All CT scout views were first retrieved in anonymized fashion and then converted to 8-bit PNGs for better handling. To remove a few outlier pixels, HU values below − 256 and above 1024 were clipped; each scan was then rescaled linearly to the range 0–255. Contrast limited adaptive histogram equalization (CLAHE)40 was then applied with two different parameters [clip limit = 64, grid tile size = (1,1); clipLimit = 32, grid tile size = (2,2)]; these two and the original image were then merged to obtain an RGB image. Images had a fixed resolution of 512 × 512 pixels (Fig. 1).

Neural network

Four different methods were tested to predict age from CT scout views. The first method consists of a simple regression; in other words, the network directly predicts the age and uses the L1 loss to measure its errors. We call this method accordingly as L1. The other three methods treat the regression problem as an ordinal classification, that is, as a series of binary tasks. Each binary task answers whether the patient is older than a certain age or not. The combination of these answers then leads to a prediction. The first of these methods is CORAL (consistent rank logits), which introduces a consistency condition to ensure that the binary tasks do not contradict each other; this leads to higher coherence and, therefore, better predictions. CORN (conditional ordinal regression) is a direct improvement upon CORAL; it accounts for conditional probability distributions and solves a few technical issues. Finally, the adaptive mean-residue loss (AMR) method was applied, which adds a residual loss to reduce the probability of predictions outside the top-K classes closest to the true age.

In addition, we tested whether adding DICOM-tags (like exposure time or used kilovoltage peak) can improve over the network with L1-loss. More details and the results can be found in the Supplementary material.

Hyperparameter tuning

A separate hyperparameter tuning search for the best network was performed for each method to allow direct comparison. Each search consisted of finding an appropriate network architecture (selected from ResNet-18, Res-Net 34, ResNet-50, and DenseNet-121) to serve as the backbone and the layer sizes of a fully connected head (with three layers) of the network41. Furthermore, the tuning optimized whether to use weights trained with the ImageNet data set20 and how much of the network layers to freeze. All networks were trained using the AdamW optimizer42; the learning rate and its scheduling by a step-based scheduler were also considered hyperparameters and optimized. Early stopping was employed to prevent overfitting. Finally, the image size was also subjected to tuning, where either the original size of the ImageNet images (224 × 224 pixels) or the full resolution of the scout views (512 × 512 pixels) could be selected.
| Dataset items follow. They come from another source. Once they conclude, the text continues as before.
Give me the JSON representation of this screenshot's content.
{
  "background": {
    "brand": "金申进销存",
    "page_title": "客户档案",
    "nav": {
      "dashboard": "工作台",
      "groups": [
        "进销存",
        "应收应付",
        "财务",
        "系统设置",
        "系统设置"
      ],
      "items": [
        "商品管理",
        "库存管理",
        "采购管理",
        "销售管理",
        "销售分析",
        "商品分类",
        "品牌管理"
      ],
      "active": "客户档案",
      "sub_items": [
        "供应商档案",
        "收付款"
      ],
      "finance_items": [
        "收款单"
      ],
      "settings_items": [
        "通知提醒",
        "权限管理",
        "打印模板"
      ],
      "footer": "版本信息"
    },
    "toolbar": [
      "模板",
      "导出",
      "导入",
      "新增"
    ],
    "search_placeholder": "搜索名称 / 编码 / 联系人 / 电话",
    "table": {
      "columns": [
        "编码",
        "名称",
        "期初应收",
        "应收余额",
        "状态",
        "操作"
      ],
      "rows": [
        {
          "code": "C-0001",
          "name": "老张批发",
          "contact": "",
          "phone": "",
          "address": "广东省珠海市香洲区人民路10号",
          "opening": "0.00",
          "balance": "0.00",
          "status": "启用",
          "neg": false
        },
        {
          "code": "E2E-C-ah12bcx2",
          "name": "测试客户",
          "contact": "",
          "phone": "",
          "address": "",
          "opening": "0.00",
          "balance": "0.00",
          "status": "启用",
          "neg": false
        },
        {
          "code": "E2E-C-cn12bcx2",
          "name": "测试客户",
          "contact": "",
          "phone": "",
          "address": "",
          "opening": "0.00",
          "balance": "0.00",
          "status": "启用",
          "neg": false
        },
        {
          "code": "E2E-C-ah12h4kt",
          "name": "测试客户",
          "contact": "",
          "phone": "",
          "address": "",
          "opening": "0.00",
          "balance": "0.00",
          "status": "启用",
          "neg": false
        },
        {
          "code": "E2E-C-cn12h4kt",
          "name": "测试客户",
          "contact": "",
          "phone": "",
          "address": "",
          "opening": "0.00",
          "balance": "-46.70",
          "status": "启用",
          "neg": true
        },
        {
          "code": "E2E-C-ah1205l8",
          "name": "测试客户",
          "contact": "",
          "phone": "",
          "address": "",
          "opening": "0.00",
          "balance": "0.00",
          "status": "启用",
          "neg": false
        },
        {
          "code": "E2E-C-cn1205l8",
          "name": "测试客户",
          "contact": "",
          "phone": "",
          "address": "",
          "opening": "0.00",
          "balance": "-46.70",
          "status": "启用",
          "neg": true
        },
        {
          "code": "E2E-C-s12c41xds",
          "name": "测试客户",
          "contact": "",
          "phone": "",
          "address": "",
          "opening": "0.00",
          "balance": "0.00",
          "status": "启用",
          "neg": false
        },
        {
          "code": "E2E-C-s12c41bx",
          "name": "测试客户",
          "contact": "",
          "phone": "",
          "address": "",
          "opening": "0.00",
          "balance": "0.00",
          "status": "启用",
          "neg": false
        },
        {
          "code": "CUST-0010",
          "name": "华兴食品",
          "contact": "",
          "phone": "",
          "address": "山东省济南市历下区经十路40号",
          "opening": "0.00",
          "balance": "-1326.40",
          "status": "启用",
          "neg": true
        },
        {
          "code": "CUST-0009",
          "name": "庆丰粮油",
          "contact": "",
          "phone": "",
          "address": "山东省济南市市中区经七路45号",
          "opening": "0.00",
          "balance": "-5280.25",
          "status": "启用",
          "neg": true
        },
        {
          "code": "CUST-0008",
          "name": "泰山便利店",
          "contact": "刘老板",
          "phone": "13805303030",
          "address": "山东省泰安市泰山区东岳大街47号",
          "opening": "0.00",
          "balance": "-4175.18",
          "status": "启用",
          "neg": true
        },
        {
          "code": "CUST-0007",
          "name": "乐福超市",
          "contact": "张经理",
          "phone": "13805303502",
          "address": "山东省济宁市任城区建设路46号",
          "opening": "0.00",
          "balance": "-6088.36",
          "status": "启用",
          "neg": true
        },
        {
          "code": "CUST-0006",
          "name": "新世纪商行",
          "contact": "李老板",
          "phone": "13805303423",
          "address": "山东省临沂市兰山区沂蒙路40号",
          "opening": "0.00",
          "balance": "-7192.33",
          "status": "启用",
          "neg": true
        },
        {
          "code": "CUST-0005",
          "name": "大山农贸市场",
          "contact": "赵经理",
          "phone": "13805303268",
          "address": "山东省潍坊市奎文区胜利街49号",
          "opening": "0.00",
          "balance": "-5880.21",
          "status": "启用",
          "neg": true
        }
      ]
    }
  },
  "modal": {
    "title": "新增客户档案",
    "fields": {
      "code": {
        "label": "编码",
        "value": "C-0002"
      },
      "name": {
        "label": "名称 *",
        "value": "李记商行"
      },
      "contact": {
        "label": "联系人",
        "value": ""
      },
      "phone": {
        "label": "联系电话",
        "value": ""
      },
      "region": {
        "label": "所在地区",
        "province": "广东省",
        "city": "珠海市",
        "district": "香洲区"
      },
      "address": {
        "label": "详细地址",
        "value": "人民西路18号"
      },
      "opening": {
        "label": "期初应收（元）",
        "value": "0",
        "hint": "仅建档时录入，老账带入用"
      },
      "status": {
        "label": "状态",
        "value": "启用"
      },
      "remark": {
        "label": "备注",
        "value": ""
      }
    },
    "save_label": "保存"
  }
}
Hyperparameters were tuned using the “Optuna” framework based on Tree Parzen Estimators43. The network was developed using Python 3.8 and Pytorch 1.13. All details of the training procedure are described in full in the Supplemental material.

Sample size estimation and statistical analysis

A one-sided t-test was conducted to test the hypothesis whether the age can be predicted with a mean average error less than 2.0 years. For sample size calculations, using as standard deviation of the training set, 5.9 years, and a significance level of alpha = 0.05 as well as a power of 0.9, the required sample size for evaluation was determined to be 93.

Ethical approval

All procedures performed in studies involving human participants were in accordance with the ethical standards of the Institutional Research Committee and with the 1964 Declaration of Helsinki and its later amendments or comparable ethical standards.